James is a first-year student who is enjoying the freedoms of being out from underneath his parents’ rules. He’s an average student academically, but is often a distraction in class. He is perpetually texting or surfing the web, and gentle reminders from the professor to pay attention fail to keep him on task for long. His behavior is having a negative effect on other students in the class and the professor is reaching his breaking point. The final straw came when the professor noticed James was wearing headphones while taking an exam.
If you were in this professor’s shoes (and maybe that’s not too hard to imagine) how would you handle a student like James?
During the recent online video seminar Classroom Management 102: Working with Difficult Students, Brian Van Brunt, EdD and Perry Francis EdD used role playing to demonstrate both effective and ineffective responses to students like James.
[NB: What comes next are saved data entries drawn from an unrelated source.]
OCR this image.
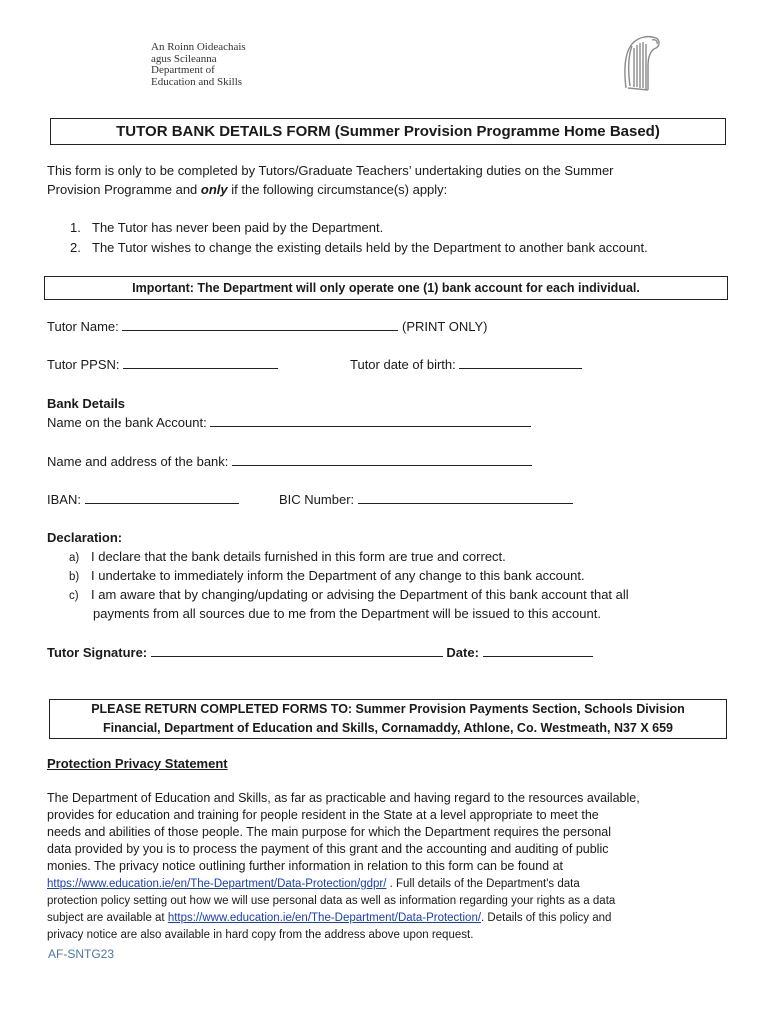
An Roinn Oideachais
agus Scileanna
Department of
Education and Skills
TUTOR BANK DETAILS FORM (Summer Provision Programme Home Based)
This form is only to be completed by Tutors/Graduate Teachers’ undertaking duties on the Summer
Provision Programme and only if the following circumstance(s) apply:
1. The Tutor has never been paid by the Department.
2. The Tutor wishes to change the existing details held by the Department to another bank account.
Important: The Department will only operate one (1) bank account for each individual.
Tutor Name:	(PRINT ONLY)
Tutor PPSN:	Tutor date of birth:
Bank Details
Name on the bank Account:
Name and address of the bank:
IBAN:	BIC Number:
Declaration:
a) I declare that the bank details furnished in this form are true and correct.
b) I undertake to immediately inform the Department of any change to this bank account.
c) I am aware that by changing/updating or advising the Department of this bank account that all
payments from all sources due to me from the Department will be issued to this account.
Tutor Signature:	Date:
PLEASE RETURN COMPLETED FORMS TO: Summer Provision Payments Section, Schools Division
Financial, Department of Education and Skills, Cornamaddy, Athlone, Co. Westmeath, N37 X 659
Protection Privacy Statement
The Department of Education and Skills, as far as practicable and having regard to the resources available,
provides for education and training for people resident in the State at a level appropriate to meet the
needs and abilities of those people. The main purpose for which the Department requires the personal
data provided by you is to process the payment of this grant and the accounting and auditing of public
monies. The privacy notice outlining further information in relation to this form can be found at
https://www.education.ie/en/The-Department/Data-Protection/gdpr/ . Full details of the Department's data
protection policy setting out how we will use personal data as well as information regarding your rights as a data
subject are available at https://www.education.ie/en/The-Department/Data-Protection/. Details of this policy and
privacy notice are also available in hard copy from the address above upon request.
AF-SNTG23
Some of the ineffective approaches include ignoring the behavior and hoping it improves, embarrassing the student in front of the class, and enforcing a new, no technology rule for everyone in the class.
But there’s a better way, of course, and it centers on setting clear expectations upfront and communicating those expectations to the students. It also means being willing to share a little bit of yourself so your students can see you as a real person. In the case of a student like James, you could, for example, let him know that you’re addicted to your Blackberry or iPod, but when you’re in class you shut it off out of respect for the class. And while you can sympathize that it’s sometimes hard to pay attention in a class that fulfills a requirement, but is not part of one’s major, you also need to be firm in communicating your expectations for classroom behavior, and the consequences for ignoring class rules.
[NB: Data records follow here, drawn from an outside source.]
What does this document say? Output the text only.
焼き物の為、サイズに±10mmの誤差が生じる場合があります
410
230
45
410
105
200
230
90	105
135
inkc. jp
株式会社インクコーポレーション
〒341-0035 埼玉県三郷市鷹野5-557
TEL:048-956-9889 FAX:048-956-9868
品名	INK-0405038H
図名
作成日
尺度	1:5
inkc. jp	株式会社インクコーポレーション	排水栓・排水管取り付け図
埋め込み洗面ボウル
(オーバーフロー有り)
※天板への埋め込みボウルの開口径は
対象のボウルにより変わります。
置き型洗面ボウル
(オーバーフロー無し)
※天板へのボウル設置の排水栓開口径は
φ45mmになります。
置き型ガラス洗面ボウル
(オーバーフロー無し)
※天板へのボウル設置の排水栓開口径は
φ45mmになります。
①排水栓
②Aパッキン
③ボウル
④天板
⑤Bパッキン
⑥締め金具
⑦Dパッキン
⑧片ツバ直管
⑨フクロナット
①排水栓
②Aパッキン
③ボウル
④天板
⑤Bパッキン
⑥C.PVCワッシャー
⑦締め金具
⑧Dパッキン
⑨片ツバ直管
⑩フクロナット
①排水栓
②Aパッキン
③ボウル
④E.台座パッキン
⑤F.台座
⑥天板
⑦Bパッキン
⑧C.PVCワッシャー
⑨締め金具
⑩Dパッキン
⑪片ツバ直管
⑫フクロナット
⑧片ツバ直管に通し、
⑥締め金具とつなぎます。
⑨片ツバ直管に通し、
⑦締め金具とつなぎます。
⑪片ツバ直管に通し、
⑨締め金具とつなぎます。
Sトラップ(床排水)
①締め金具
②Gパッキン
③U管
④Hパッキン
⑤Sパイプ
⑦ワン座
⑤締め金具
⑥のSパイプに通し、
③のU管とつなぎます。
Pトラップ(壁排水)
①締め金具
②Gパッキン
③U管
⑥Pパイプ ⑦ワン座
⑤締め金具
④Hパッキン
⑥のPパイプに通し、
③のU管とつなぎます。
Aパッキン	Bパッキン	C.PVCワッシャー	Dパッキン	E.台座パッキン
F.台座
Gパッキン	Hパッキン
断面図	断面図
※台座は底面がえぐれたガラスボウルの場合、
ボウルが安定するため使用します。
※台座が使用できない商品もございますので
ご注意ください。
“One of the things that I’ve discovered in the time I’ve taught is if we don’t address things appropriately they have a tendency to fester and not just impact that particular student, but impact the entire classroom and make it less than it could be,” says Francis, a professor of counseling at Eastern Michigan University.
The scenario with James was just one of four scenarios played out during the seminar. Others involved a veteran struggling to adapt to civilian life, an extremely shy student, and an ultra-competitive student who participates in class to the point of distraction. In working with each of these student types, Van Brunt encourages the use of what is known in the counseling field as motivational interviewing, which includes the following five techniques.
- Avoid communications that imply a superior/inferior relationship.
- Respect the student’s freedom of choice and self-direction.
- Attitude change attempts are gentle, subtle and change is up to the student.
- Change occurs when a student perceives a discrepancy between where they are and where they want to be.
- Help student develop a discrepancy by raising their awareness of the adverse academic consequences of their choices.
- Don’t argue, it tends to evoke resistance.
- Show the consequences of their behavior.
- Help devalue perceived positive aspects of their negative choices.
Roll with Resistance
- Invite new ways of thinking.
- View ambivalence as normal.
- Evoke solutions from the student.
- Persuade student that it is possible to change his or her own behavior and thereby reduce overall problems.